The mechanism whereby the vasoconstrictor response to angiotensin II (AII) is influenced by sodium balance or disease is unclear. To explore this question, the renal vascular responses (RVR) to intrarenal injections of subpressor doses of AII and norepinephrine were studied in dogs with an electromagnetic flowmeter. Acute and chronic sodium depletion increased plasma renin activity (PRA) and blunted the RVR to AII, while acute sodium repletion and chronic sodium excess plus desoxycorticosterone acetate decreased PRA and enhanced the RVR to AII. The magnitude of the RVR to AII was inversely related to PRA. The RVR to norepinephrine was unaffected by sodium balance and was not related to PRA. Inhibition of the conversion of angiotensin I to AII by SQ 20,881 during sodium depletion lowered mean arterial blood pressure (MABP), increased renal blood flow (RBF), and enhanced the RVR to AII but not to norepinephrine. Administration of bradykinin to chronically sodium-depleted dogs also lowered the MABP and increased RBF but had no effect on the RVR to AII. SQ 20,881 had no effect on MABP, RBF, or the RVR to AII in the dogs with chronic sodium excess and desoxycorticosterone acetate. Administration of indomethacin to chronically sodium-depleted dogs lowered RBF but did not influence the RVR to AII. The results indicate that the RVR to AII is selectively influenced by sodium balance and that the magnitude of the response is inversely related to the availability of endogenous AII. The data did not suggest that the variations in the RVR to AII were because of direct effects of sodium on vascular contraction, changes in the number of vascular AII receptors, or the renal prostaglandins. The results are consistent with the hypothesis that the vasoconstrictor effect of AII in the renal vasculature is primarily dependent upon the degree to which the AII vascular receptors are occupied by endogenous hormone.

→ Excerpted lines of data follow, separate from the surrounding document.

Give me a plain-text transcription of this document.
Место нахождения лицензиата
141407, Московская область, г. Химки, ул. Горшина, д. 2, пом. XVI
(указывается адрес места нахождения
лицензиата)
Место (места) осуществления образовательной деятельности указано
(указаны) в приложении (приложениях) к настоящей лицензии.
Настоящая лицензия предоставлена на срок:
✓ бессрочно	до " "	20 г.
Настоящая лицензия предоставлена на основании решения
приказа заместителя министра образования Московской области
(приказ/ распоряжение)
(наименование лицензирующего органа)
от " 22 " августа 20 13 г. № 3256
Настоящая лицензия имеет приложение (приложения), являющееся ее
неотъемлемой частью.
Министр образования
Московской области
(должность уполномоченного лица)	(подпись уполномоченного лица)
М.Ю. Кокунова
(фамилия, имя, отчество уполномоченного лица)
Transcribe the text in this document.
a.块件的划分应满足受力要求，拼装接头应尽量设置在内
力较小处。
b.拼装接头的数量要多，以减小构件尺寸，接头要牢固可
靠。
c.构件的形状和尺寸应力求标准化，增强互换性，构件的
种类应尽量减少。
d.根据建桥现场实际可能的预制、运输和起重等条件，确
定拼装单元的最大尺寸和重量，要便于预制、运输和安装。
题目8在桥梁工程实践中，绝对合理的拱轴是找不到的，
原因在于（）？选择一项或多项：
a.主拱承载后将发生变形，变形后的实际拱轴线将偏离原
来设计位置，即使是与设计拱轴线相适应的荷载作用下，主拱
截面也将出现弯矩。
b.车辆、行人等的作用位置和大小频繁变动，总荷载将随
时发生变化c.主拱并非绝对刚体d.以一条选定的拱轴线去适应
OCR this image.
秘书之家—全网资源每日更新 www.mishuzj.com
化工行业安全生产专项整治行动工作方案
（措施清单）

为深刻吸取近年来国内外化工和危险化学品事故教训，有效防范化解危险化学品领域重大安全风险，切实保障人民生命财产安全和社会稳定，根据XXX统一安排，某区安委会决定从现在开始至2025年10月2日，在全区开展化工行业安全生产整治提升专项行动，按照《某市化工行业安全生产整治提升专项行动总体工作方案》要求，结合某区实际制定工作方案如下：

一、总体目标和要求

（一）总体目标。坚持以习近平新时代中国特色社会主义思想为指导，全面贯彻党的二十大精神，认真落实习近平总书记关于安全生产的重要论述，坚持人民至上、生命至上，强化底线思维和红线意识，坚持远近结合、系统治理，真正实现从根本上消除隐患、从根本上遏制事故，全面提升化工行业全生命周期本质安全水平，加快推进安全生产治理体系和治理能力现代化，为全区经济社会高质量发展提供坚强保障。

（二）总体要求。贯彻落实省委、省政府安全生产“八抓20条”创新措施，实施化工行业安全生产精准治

血管紧张素II(AII)的血管收缩反应受钠平衡或疾病影响的机制尚不清楚。为探讨这一问题,使用电磁流量计对犬肾内注射低于升压剂量的AII和去甲肾上腺素后的肾血管反应(RVR)进行了研究。急性和慢性缺钠会增加血浆肾素活性(PRA),并减弱对AII的RVR,而急性补钠、慢性钠过量加醋酸脱氧皮质酮会降低PRA并增强对AII的RVR。对AII的RVR幅度与PRA呈负相关。对去甲肾上腺素的RVR不受钠平衡影响,且与PRA无关。在缺钠期间,SQ 20,881抑制血管紧张素I向AII的转化会降低平均动脉血压(MABP),增加肾血流量(RBF),并增强对AII而非去甲肾上腺素的RVR。给慢性缺钠犬注射缓激肽也会降低MABP并增加RBF,但对AII的RVR没有影响。SQ 20,881对慢性钠过量加醋酸脱氧皮质酮的犬的MABP、RBF或对AII的RVR没有影响。给慢性缺钠犬注射吲哚美辛会降低RBF,但不影响对AII的RVR。结果表明,对AII的RVR受钠平衡的选择性影响,且反应幅度与内源性AII的可用性呈负相关。数据并未表明对AII的RVR变化是由于钠对血管收缩的直接作用、血管AII受体数量的变化或肾前列腺素所致。这些结果与以下假设一致,即AII在肾血管系统中的血管收缩作用主要取决于AII血管受体被内源性激素占据的程度。